There are those who would call me a criminal lover for being opposed to that. Consider where this is going- your car will monitor you for everything illegal and drive you to the cops when it detects lawbreaking behavior. Tore the tags off your mattress? Didn’t follow the instructions on that can of bug spray to the letter? I promise you that each and every one of us breaks the law each and every day.

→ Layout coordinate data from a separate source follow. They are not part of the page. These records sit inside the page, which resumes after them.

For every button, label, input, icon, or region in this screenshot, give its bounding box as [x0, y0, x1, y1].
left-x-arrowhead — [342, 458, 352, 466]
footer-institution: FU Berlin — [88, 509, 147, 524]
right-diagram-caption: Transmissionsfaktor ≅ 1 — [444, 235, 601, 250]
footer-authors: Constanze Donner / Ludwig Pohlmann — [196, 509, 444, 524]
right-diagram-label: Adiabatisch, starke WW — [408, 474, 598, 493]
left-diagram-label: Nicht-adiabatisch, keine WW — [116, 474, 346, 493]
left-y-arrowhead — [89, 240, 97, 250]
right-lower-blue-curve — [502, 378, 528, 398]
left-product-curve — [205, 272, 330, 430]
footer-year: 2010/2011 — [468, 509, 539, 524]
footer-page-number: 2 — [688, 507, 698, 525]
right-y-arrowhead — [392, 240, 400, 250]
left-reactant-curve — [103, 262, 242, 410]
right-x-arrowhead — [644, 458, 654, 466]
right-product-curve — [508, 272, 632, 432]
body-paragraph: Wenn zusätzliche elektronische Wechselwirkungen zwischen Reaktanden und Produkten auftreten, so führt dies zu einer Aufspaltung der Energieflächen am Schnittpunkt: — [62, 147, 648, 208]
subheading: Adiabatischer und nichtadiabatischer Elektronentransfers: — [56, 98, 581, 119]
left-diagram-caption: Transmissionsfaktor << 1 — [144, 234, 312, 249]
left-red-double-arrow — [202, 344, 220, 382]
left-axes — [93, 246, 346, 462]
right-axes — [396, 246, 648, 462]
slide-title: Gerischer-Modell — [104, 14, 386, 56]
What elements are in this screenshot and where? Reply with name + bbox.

  1. If you are using a household cleaner, and the label tells you to mix a cap full of the cleaner with a gallon of water, and you only mix it with 3.5 quarts of water, you have just used a labeled product in a manner inconsistent with its labeling. Felony.
  2. In Texas, it is a felony to own more than 4 sex toys (chapter 43). 11 of the 2,324 acts that the Texas Legislature thinks are worthy of being called felonies, have to do with acts that you can commit with or to an oyster.
  3. In Montana It is a felony for a wife to open her husband’s mail.
  4. In Florida, it is a felony to access WiFi without permission. There was a man who was convicted in 2005 of using the WiFi of a restaurant that advertised free WiFi for customers, because he was using the access from the parking lot while the establishment was closed. Since it was advertised as free WiFi for customers, and he could not be a customer while the business was closed, hello felony.
  5. It’s a felony to have a raffle in Georgia, unless you are registered as a non-profit organization with the state.
  6. In Michigan, it is a felony for a man to seduce an unmarried woman, punishable by 5 years in prison. Adultery is also a felony in Michigan, but only if the spouse being cheated on is the one who complained.
  7. In Mississippi, if you promise to marry a woman, have sex with her, and then decide not to marry, you are guilty of a felony punishable by ten years in prison.

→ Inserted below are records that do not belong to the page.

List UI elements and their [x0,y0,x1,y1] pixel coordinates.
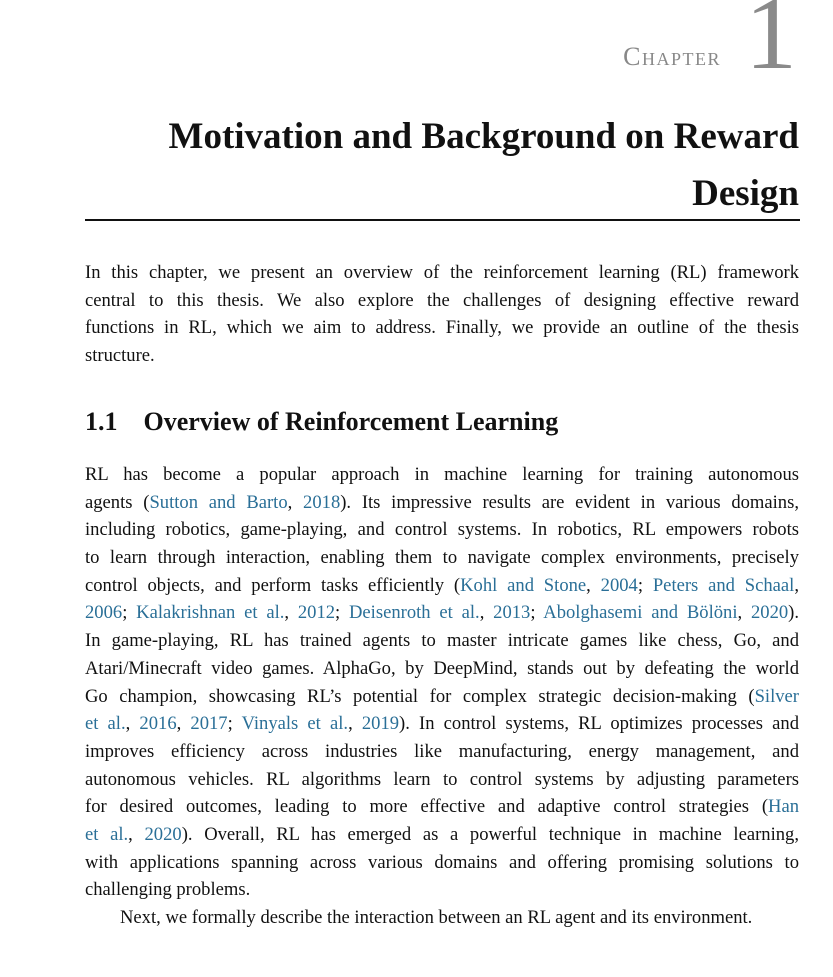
citation-link[interactable]: 2012 [297,602,336,624]
text-segment: ; [335,602,349,624]
text-segment: , [176,713,191,735]
text-segment: RL has become a popular approach in machine learning for training autonomous [85,464,799,485]
text-segment: agents ( [85,491,150,513]
citation-link[interactable]: 2020 [750,602,789,624]
text-segment: functions in RL, which we aim to address. Finally, we provide an outline of the thesis [85,317,799,339]
text-segment: ; [530,602,544,624]
text-line [85,683,799,711]
intro-paragraph [85,259,799,370]
text-line [85,849,799,877]
text-segment: , [737,602,751,624]
section-number: 1.1 [85,407,118,436]
text-segment: , [128,823,145,845]
text-line [85,544,799,572]
text-segment: autonomous vehicles. RL algorithms learn to control systems by adjusting parameters [85,768,799,790]
section-title: Overview of Reinforcement Learning [143,407,559,436]
text-segment: central to this thesis. We also explore the challenges of designing effective reward [85,289,799,311]
citation-link[interactable]: 2017 [190,713,228,735]
text-line [85,572,799,600]
citation-link[interactable]: 2006 [85,602,123,624]
text-line [85,793,799,821]
text-segment: , [479,602,494,624]
text-segment: including robotics, game-playing, and control systems. In robotics, RL empowers robots [85,519,799,541]
text-line [85,342,799,370]
text-segment: ). [788,602,799,624]
text-segment: structure. [85,345,155,367]
citation-link[interactable]: 2020 [144,823,182,845]
citation-link[interactable]: Deisenroth et al. [349,602,480,624]
citation-link[interactable]: Sutton and Barto [149,491,288,513]
text-line [85,287,799,315]
text-line [85,516,799,544]
citation-link[interactable]: Kalakrishnan et al. [136,602,285,624]
citation-link[interactable]: 2013 [493,602,531,624]
text-line [85,259,799,287]
citation-link[interactable]: Silver [754,685,799,707]
chapter-title: Motivation and Background on Reward Design [168,116,799,214]
citation-link[interactable]: 2004 [600,574,638,596]
text-segment: control objects, and perform tasks efficiently ( [85,574,461,596]
text-segment: to learn through interaction, enabling them to navigate complex environments, precisely [85,547,799,569]
text-segment: ). Its impressive results are evident in various domains, [340,491,799,513]
title-rule [85,219,800,221]
text-segment: ; [637,574,653,596]
text-line [85,461,799,489]
citation-link[interactable]: Abolghasemi and Bölöni [543,602,738,624]
text-segment: ; [227,713,242,735]
citation-link[interactable]: Han [768,796,799,818]
text-segment: ). Overall, RL has emerged as a powerful technique in machine learning, [181,823,799,845]
text-segment: In this chapter, we present an overview of the reinforcement learning (RL) framework [85,262,799,283]
text-line [85,766,799,794]
body-paragraph [85,461,799,932]
text-line [85,904,799,932]
text-segment: , [287,491,304,513]
text-line [85,314,799,342]
text-line [85,710,799,738]
text-segment: In game-playing, RL has trained agents to master intricate games like chess, Go, and [85,630,799,652]
text-line [85,489,799,517]
citation-link[interactable]: et al. [85,713,126,735]
text-segment: ). In control systems, RL optimizes processes and [399,713,799,735]
section-heading [85,407,558,437]
citation-link[interactable]: et al. [85,823,129,845]
text-segment: , [284,602,298,624]
text-line [85,599,799,627]
text-segment: challenging problems. [85,879,251,901]
text-segment: for desired outcomes, leading to more effective and adaptive control strategies ( [85,796,769,818]
citation-link[interactable]: 2016 [139,713,177,735]
citation-link[interactable]: Peters and Schaal [652,574,795,596]
text-line [85,876,799,904]
text-segment: , [794,574,799,596]
citation-link[interactable]: Vinyals et al. [241,713,349,735]
text-segment: ; [122,602,137,624]
text-segment: , [125,713,140,735]
text-line [85,821,799,849]
citation-link[interactable]: 2018 [303,491,341,513]
text-segment: Atari/Minecraft video games. AlphaGo, by DeepMind, stands out by defeating the world [85,657,799,679]
chapter-number: 1 [745,0,797,91]
text-line [85,627,799,655]
chapter-label: Chapter [623,42,721,71]
text-segment: Go champion, showcasing RL’s potential for complex strategic decision-making ( [85,685,755,707]
text-segment: Next, we formally describe the interaction between an RL agent and its environment. [120,907,753,928]
text-segment: , [586,574,601,596]
text-segment: with applications spanning across various domains and offering promising solutions to [85,851,799,873]
chapter-heading [623,0,797,91]
text-line [85,738,799,766]
text-line [85,655,799,683]
text-segment: improves efficiency across industries like manufacturing, energy management, and [85,740,799,762]
citation-link[interactable]: Kohl and Stone [460,574,587,596]
citation-link[interactable]: 2019 [361,713,400,735]
text-segment: , [348,713,362,735]
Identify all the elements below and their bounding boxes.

Soon, your television, car, cell phone, and everything else you own will be monitoring you to ensure you are following the rules. All of them, even those that no sane person would consider to be a crime. Again, the only power a government has is the power to crack down on criminals. Making more criminals makes the government, and those who are employed by it, more powerful.

Of course, not everyone will be tossed in jail. Instead, you will be used as a confidential informant to help convict your friends and acquaintances. Being an informant means getting away with continuing your criminal career, but with protection from the cops. My brother found that out firsthand when a couple of meth users who were CIs for the local cops tried to rob him at his place of business, and he was the one arrested when the criminals escaped and then called their cop handlers.

I don’t know how I got on this dystopian timeline, but I really wish I were in a different one.